The Director of Multicultural Strategy for McPherson Strategies and former Google executive Paulta David gave the opening keynote presentation, focusing on demographic shifts in the United States. She also explained why marketing to multicultural consumers proved to be a lucrative business decision.

Davis, however, focused more on the social responsibility of members of the community to engage in equity and diversity work. He said we have emptied the true meaning of intersectionality, a term coined by University of Wisconsin Law School Alumna Kimberlé Williams Crenshaw to reflect the experiences of Black women who experience both anti-Black racism and sexism. Davis’ speech discussed businesses and organizations authentically embracing inclusion work.

“We have a lot of work to do in regards to diversity and inclusion in the surrounding areas, especially the state as a whole,” Participant Ursula Norwood said.

She attended the summit with some of her coworkers from the Alliant Energy, one of the many organizations sponsoring the event. Norwood said organizations should not wait to recruit diverse candidates in post-secondary education but begin in grade school. She also said businesses should discuss how to retain diverse talent within their organizations.
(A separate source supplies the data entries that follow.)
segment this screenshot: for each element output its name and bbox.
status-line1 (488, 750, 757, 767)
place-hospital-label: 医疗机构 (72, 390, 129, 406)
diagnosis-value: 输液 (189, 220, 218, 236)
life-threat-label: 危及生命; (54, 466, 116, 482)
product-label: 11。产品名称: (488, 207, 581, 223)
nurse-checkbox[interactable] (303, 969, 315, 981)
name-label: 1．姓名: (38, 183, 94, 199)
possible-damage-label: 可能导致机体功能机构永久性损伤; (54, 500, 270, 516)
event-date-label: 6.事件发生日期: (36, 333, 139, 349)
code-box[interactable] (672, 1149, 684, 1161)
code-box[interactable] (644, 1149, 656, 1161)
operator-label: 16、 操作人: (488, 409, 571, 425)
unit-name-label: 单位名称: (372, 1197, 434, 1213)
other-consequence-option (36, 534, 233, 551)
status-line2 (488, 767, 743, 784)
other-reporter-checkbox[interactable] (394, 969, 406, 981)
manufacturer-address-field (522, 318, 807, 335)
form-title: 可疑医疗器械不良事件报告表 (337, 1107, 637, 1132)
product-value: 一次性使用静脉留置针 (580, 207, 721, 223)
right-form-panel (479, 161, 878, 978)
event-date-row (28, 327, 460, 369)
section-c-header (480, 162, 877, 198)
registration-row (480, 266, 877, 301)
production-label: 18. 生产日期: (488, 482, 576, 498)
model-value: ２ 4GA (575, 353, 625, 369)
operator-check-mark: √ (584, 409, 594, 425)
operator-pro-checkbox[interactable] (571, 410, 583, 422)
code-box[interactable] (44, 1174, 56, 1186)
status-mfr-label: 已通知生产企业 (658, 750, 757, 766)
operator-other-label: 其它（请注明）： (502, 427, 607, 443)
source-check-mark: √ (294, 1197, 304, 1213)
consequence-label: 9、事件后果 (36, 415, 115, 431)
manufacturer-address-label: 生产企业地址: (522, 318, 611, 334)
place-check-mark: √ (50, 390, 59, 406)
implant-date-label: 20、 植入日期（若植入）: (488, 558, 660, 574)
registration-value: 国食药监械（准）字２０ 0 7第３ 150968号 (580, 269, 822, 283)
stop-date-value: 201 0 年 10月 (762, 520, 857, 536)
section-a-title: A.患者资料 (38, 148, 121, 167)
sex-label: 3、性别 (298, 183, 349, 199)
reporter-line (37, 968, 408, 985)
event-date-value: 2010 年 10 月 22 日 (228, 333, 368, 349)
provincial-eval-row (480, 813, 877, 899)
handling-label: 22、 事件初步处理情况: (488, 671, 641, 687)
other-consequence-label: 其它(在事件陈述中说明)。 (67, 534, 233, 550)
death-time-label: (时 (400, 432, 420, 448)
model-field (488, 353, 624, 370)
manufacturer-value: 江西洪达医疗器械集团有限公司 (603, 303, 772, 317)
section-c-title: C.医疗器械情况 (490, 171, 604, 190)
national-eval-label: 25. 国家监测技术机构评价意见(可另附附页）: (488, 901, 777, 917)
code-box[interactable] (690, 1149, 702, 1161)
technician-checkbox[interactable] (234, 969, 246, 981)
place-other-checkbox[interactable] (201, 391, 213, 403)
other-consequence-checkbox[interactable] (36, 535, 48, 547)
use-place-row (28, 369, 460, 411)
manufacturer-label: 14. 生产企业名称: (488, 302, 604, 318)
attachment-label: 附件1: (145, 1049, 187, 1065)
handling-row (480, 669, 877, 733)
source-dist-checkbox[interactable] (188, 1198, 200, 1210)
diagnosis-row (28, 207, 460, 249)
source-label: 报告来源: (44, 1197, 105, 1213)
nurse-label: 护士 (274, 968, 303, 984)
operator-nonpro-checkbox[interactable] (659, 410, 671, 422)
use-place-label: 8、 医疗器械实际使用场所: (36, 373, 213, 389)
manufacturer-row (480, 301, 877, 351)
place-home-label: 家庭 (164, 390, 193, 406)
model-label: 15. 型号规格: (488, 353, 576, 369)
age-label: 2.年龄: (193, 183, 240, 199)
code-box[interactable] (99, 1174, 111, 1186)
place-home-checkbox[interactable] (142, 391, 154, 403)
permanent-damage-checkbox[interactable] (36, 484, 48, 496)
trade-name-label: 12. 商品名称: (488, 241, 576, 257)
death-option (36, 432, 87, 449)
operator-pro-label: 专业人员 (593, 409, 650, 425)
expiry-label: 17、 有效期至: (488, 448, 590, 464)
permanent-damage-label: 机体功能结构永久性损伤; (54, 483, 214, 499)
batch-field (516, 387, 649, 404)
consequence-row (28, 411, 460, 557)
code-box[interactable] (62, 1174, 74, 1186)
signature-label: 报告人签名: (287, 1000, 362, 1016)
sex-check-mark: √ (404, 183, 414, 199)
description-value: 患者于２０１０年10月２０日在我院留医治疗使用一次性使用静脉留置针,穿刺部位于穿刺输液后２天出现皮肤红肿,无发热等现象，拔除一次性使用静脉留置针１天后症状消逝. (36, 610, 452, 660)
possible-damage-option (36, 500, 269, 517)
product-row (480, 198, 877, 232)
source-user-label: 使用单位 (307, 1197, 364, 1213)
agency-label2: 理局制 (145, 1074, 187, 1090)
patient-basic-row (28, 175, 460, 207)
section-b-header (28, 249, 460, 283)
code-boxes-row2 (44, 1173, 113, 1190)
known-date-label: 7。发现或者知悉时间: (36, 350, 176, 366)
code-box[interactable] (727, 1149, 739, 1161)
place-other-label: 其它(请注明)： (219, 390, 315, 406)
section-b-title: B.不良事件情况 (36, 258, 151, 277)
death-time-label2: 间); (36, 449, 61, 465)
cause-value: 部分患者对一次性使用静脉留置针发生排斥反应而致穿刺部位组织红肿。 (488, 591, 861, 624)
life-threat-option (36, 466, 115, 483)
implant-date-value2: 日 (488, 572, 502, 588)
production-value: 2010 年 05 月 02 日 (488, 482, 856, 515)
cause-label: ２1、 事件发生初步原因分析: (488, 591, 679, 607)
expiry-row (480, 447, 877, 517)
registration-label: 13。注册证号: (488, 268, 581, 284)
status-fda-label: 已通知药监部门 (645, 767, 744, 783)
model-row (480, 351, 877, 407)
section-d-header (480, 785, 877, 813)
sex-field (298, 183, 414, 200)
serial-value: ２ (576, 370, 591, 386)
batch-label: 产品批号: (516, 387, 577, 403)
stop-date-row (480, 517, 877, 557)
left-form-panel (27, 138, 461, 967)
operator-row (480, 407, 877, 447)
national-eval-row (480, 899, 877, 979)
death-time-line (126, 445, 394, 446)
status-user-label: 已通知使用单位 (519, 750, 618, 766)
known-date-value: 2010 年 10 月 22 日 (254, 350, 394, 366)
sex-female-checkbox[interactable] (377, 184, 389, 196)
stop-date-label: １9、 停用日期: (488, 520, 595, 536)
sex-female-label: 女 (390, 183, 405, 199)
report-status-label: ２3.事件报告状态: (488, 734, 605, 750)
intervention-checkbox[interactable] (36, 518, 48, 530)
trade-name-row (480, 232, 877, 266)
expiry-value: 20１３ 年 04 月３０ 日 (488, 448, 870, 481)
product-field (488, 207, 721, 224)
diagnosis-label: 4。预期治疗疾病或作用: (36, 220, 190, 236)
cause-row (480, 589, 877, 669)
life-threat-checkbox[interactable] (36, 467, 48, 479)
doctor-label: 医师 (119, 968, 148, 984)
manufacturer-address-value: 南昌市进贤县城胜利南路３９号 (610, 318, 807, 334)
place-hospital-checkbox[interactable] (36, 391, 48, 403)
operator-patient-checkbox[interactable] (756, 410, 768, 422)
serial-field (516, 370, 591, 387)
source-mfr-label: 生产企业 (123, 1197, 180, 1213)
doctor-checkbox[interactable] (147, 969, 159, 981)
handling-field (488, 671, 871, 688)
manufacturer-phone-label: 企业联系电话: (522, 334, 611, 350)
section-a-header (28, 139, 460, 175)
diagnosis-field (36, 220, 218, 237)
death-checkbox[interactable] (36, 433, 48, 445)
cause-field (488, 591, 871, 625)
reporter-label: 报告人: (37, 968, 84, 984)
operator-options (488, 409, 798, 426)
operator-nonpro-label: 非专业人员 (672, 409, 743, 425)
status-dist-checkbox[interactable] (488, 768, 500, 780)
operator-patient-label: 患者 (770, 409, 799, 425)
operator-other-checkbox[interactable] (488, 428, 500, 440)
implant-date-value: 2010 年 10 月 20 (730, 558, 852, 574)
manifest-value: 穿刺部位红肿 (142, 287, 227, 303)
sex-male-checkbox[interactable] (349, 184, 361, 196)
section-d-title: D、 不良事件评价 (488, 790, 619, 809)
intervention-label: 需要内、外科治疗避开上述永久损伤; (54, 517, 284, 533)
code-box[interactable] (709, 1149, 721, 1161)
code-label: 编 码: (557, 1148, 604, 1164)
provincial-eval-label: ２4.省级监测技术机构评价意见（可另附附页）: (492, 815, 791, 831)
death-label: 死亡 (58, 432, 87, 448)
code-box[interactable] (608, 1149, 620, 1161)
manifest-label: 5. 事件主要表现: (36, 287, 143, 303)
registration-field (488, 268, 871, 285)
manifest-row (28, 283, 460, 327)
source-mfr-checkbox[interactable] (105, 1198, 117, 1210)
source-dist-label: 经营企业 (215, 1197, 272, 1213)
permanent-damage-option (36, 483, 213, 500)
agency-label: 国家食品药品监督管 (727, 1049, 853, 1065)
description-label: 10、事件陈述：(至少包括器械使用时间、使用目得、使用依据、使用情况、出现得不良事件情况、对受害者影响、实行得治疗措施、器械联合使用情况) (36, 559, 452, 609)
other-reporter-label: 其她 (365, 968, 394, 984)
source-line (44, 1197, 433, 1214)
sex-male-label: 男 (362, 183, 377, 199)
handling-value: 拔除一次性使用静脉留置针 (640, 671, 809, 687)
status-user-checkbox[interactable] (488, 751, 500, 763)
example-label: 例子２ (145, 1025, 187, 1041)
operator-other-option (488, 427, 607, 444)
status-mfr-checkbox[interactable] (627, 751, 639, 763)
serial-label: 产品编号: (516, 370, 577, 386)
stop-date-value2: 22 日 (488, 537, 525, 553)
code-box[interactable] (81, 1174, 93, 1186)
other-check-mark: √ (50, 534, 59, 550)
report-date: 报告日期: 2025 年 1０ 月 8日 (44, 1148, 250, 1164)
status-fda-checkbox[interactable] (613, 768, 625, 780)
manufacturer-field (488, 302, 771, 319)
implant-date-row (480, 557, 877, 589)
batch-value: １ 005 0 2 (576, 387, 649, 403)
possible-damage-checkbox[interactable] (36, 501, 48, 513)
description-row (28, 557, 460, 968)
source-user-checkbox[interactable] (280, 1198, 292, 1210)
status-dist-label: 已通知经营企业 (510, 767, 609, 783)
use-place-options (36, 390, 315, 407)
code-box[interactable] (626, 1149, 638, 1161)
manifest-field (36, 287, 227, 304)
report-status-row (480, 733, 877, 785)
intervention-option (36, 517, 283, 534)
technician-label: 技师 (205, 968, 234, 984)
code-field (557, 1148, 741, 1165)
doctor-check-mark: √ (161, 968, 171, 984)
“I think we need to focus on grammar school. I really think early education is the key to get the kids really thinking and involved in certain jobs,” she said.

The summit included workshops on both preparing diverse student populations to build a diverse workforce and a panel on retaining talent of color. Participants were also given the opportunity to ask questions and speak with the facilitators or speakers after.

Gov. Tony Evers and Madison Mayor Satya Rhodes-Conway emphasized the importance of a diverse workforce and equitable organization in their address to summit attendees. At the summit, Evers took the opportunity to discuss his budget while reiterating the importance of transportation, healthcare and equitable housing.

Gov. Tony Evers addresses the Economic Development and Diversity Summit. Photo by L. Malik Anderson

“We often frame the value of including numerous facets of diversity into leadership positions, into board service, into our communities at large as a moral imperative, which it is, but the reality is that it is to our collective benefit to do so,” Rhodes-Conway said.

She also said diversity of opinion, experience and perspective is inherently valuable. Rhodes-Conway said the city’s demographic landscape is changing, the economy is growing and new opportunities are forming.

“We have to focus on diversity and inclusion to insure we effectively develop and retain talent before it leaves our state as well as recruit new talent from across the country,” she said.